I’ve created a table that logs the raw impressions served (more than 10 million rows a day added). I’m using an innodb table to prevent locking when running queries on this table.
Running simple queries is taking way too long tho (> 5 minutes).
I’m not sure if innodb has a hard limit to the amount of rows but in the end i’ll run into problems anyways as the amount of rows increase over time.
What would be best to keep performance and scalability up (one that would work with +100 million rows a day for example)? I was thinking of creating a table for each day.
I’m also up to looking for something else besides mysql as long as the database supports php.
Table structure:
date int 10
ip int 4 unsigned
frequency int 4
size int 2
userid int 5
I’m curious, how does the FROM_UNIXTIME in both the select and group by clause affect the speed of the query, would it be faster if a timestamp or datetime column was used instead? Anyone know the expected performance hit?

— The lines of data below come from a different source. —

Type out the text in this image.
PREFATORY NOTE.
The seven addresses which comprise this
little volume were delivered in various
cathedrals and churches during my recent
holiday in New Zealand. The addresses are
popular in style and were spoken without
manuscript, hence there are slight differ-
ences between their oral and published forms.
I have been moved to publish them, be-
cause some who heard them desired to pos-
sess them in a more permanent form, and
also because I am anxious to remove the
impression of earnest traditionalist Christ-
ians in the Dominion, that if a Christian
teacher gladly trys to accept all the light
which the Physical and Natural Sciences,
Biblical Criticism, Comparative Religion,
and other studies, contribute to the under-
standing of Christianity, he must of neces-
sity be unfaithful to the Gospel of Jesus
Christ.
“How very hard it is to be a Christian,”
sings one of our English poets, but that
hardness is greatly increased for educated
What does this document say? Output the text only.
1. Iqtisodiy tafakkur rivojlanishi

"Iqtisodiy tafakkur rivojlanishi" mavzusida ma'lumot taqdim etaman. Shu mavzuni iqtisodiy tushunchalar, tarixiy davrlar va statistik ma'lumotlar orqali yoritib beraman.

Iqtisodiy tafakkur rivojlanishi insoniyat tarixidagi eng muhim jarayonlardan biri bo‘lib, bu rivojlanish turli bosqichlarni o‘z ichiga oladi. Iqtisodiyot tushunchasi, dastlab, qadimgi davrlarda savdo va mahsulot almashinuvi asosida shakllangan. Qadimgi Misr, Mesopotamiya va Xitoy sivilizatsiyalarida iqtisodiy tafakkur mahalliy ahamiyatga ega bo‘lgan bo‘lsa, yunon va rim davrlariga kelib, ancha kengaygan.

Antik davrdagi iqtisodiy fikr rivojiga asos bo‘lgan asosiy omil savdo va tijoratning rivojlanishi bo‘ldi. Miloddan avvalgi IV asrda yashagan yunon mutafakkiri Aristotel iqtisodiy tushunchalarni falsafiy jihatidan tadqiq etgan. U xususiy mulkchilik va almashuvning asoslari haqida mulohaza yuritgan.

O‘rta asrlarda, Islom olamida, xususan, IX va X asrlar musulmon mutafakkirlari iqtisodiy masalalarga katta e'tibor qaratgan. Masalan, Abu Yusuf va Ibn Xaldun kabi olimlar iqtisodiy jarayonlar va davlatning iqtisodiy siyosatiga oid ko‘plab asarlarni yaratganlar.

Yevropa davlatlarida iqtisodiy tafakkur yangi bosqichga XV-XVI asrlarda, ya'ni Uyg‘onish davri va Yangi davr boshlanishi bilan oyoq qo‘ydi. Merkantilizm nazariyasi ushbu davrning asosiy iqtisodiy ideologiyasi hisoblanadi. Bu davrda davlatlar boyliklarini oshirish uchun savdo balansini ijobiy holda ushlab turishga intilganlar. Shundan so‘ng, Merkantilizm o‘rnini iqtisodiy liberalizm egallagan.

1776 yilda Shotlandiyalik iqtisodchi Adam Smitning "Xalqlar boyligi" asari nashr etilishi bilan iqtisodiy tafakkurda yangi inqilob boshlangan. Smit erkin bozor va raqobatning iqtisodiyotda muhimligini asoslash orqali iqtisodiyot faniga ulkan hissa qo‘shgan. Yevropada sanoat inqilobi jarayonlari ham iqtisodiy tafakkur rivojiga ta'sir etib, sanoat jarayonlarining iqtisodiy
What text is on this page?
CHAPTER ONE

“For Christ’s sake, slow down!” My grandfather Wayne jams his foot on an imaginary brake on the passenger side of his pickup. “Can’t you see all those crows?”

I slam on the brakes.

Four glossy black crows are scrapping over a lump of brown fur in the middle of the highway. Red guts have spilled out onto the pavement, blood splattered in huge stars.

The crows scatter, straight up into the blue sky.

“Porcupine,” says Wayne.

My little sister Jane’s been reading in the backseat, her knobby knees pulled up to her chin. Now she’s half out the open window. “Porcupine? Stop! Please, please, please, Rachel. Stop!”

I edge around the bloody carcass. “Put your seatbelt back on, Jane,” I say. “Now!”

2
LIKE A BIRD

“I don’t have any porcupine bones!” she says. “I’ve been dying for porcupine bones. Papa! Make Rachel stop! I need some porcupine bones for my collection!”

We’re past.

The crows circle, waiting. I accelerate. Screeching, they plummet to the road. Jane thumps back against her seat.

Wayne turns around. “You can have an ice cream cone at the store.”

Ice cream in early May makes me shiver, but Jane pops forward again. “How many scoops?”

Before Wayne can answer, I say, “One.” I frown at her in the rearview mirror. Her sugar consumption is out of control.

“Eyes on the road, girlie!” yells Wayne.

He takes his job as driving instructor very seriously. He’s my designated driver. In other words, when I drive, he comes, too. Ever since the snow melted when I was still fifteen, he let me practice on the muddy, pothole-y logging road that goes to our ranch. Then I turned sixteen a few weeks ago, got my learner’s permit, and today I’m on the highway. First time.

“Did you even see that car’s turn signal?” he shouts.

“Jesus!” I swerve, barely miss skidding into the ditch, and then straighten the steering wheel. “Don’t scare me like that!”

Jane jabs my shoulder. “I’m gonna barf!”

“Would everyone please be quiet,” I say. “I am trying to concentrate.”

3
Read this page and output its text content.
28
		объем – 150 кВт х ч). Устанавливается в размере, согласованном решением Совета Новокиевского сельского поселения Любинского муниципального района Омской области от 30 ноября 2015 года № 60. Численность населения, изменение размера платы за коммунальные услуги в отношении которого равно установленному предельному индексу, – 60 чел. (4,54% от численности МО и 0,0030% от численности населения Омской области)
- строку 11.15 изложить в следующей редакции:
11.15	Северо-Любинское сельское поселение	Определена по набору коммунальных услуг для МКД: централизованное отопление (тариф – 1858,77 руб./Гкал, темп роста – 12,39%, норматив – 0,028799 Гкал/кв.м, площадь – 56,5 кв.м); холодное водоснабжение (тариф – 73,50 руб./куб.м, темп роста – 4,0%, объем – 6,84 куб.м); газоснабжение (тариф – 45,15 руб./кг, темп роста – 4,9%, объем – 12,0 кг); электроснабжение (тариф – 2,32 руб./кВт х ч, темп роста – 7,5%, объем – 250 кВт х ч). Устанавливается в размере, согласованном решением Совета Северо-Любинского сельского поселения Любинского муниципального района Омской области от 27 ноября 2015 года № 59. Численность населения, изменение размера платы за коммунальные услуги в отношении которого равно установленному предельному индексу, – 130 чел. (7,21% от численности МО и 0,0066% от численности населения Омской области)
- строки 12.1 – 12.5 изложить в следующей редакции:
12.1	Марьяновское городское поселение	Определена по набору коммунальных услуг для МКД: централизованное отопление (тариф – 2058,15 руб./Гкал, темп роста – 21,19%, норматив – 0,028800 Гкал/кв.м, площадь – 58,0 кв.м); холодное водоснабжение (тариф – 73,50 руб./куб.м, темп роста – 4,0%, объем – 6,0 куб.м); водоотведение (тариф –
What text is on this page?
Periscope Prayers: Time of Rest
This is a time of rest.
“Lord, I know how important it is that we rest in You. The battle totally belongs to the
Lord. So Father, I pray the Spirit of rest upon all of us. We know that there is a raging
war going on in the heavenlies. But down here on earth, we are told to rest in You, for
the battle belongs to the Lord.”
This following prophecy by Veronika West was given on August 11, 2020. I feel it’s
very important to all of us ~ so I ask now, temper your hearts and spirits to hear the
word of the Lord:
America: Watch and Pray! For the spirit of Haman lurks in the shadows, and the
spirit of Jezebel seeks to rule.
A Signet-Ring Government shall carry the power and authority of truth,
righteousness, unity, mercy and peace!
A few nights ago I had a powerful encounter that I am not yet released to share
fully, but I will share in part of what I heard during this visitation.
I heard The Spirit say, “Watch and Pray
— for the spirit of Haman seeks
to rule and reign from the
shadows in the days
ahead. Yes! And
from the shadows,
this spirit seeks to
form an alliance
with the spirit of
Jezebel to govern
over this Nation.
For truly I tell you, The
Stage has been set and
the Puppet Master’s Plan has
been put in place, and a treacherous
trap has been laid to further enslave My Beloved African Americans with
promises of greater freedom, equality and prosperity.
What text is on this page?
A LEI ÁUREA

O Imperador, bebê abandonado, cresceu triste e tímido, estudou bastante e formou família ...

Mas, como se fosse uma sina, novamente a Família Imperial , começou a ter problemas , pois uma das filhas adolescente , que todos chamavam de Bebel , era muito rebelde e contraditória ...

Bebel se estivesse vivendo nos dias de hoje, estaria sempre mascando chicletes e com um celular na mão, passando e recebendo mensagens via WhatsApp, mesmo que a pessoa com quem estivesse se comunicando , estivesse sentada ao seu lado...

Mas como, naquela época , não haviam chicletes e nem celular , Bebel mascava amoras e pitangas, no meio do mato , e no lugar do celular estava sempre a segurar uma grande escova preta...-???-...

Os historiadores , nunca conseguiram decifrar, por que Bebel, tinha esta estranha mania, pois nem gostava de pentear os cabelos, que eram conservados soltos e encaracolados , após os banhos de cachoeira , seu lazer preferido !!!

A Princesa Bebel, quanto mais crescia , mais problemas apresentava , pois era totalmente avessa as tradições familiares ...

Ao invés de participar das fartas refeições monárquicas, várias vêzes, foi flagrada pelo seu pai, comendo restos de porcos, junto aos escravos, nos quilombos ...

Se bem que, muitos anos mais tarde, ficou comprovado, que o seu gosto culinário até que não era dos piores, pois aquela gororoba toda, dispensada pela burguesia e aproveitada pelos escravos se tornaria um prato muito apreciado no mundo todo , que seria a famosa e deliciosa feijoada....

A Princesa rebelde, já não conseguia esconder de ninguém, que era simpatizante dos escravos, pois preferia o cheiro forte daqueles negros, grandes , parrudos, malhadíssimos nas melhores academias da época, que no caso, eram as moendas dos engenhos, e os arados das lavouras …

I’m already doing hourly updates via cron instead of real-time. With the correct indexes the queries are faster but still take a few minutes to complete.
I currently don’t need the raw impressions data, but I might need them in the future for other statistics. I rather just keep the raw data for possible future usage.
The raw data table currently has 97803714 rows and is about 16GB… I think in the future I could dump data from old months to a different table/db with the archive table type.
Do you need to keep the raw impressions or would it be worth writing a (hourly?) cron to ‘compress’ them down to more useful statistics - that way your reporting happens on the pre-processed data rather than on the raw. (OpenX, the largest open source banner solution does this method).
Keeping raw logs could generate huge amounts of data.
CREATE TABLE impressionsraw ( userid int(5) NOT NULL, networkid int(4) NOT NULL, ip int(4) unsigned NOT NULL, geo varchar(2) NOT NULL, freq int(4) NOT NULL, size int(6) NOT NULL, date int(10) NOT NULL,
KEY ip (ip),
KEY networkid (networkid),
KEY userid (userid),
KEY date (date)
) ENGINE=InnoDB DEFAULT CHARSET=utf8
example query:
SELECT count(0) as impressions, FROM_UNIXTIME(date, ‘%h’) as hour
FROM impressionsraw
WHERE userid = 1 AND date > (time()-43200)
GROUP BY FROM_UNIXTIME(i.date, ‘%h’), networkid
ORDER BY date, networkid;